Sunday, 19 November 2017

First Editions Re-covered: Sotheby's, London


Some animals are more equal than others, Oil-painted resin sculpture with a re-jacketed first edition copy of Animal Farm by George Orwell (1945). 2017, approx. 40cm high.

Detail: piggy bank
Detail: Animal Farm dust-cover, acyrlic, pencil and ink on paper

First Editions Re-covered is a collection of unique first editions with original dust-jackets created by leading artists and designers. Artists chose a book they felt a strong connection to and then created a new jacket or artwork in response to it. The end result is 33 wonderful lots which will be auctioned to benefit House of Illustration.

House of Illustration is the world’s only public gallery solely dedicated to illustration and graphic arts. It is the only UK gallery commissioning new illustration work for public display and runs the only residency for illustrators and graphic artists. House of Illustration is a registered charity receiving no public funding and rely on fundraising to raise over 40% of our income each year. 

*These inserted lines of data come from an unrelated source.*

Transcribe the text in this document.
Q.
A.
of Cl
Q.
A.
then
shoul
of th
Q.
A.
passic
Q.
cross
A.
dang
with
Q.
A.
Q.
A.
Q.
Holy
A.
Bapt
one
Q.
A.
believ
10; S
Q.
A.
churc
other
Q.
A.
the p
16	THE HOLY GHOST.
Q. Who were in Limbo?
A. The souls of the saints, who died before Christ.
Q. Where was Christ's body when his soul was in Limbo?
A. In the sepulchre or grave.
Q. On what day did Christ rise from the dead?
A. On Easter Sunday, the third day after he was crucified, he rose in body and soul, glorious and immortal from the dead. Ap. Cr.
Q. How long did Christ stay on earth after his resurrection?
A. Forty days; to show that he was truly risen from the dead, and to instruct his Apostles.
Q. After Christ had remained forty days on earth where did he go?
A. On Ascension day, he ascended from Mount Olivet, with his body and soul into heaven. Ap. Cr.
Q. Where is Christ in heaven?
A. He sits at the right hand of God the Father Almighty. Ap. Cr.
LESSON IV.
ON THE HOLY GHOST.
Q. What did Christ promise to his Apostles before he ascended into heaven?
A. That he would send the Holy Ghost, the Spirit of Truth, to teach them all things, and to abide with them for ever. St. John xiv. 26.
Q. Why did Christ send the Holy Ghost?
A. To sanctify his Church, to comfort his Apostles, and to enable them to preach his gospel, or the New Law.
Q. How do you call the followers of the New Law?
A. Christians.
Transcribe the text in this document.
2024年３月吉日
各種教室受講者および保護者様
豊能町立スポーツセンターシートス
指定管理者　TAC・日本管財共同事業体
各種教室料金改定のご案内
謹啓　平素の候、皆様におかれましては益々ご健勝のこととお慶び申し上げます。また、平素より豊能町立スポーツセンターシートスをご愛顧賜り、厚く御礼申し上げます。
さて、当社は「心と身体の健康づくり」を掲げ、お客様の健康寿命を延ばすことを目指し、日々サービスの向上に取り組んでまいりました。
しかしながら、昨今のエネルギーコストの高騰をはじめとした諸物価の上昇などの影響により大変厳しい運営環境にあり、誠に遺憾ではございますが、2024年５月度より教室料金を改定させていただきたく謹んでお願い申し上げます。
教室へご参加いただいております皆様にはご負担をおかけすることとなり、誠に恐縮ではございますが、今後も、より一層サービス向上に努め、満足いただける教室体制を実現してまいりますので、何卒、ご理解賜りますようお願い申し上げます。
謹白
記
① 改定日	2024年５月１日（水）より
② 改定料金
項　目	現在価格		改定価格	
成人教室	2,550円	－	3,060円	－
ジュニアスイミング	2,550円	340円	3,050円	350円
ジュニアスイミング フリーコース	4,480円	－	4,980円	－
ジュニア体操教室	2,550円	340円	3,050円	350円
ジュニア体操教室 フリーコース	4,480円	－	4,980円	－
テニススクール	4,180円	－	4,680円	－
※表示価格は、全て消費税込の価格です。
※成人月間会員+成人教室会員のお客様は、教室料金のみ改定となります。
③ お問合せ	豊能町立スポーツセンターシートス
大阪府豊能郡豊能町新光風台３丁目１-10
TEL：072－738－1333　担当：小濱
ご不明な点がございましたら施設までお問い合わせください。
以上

The books and their beautiful new covers will be on public display at Sotheby’s in London from Friday 8 December until the auction on Monday 11 December. They will be displayed on Sotheby’s website (sothebys.com) and our website (houseofillustration.org.uk) from 10 November, and the printed auction catalogue will be available soon afterwards.


To see the works:

http://www.sothebys.com/en/auctions/2017/english-literature-l17408.html
 

Some animals are more equal than others

My own choice was Animal Farm by George Orwell (1945), a book that has had an immense influence on my imagination as a writer and illustrator.  To refresh, it tells the story of Manor farm, where the animals revolt and take over, only to come undone by their own internal politics. One pig in particular, the cunning Napoleon, proves wonderfully adept and dividing the group, fermenting fear, blaming foreigners and revising historical facts. Sound familiar?

When House of Illustration located a rare first edition and sent to to me, I was amazed at how small and unassuming it was, a tiny book bound in green cloth. Small enough, I thought, to not only fit inside a dust-jacket, but a sculptural shrine of some sort. The idea of a piggy-bank for a valuable book came almost immediately, and then raised the question: what makes a book – essentially worthless printed paper – so valuable? Of course, it's the quiet truth it radiates, the very ability to undermine questions of value. Here is the statement written on the inner jacket about why this book is important to me (transcript below):



I first came across Animal Farm by accident: our mother read it to my brother and I, then about 7 and 8(!), thinking it was just another children’s book. She wanted to stop, but we begged her to continue, all the way to the bleak and strange ending. What was it about? As kids, the answer was clear: schoolyard politics in suburban West Australian. Animal Farm remains the book with the deepest subconscious influence on my own work as a storyteller, the absurd fantasy that tells us basic truths about human nature, regardless of time, place or political colour.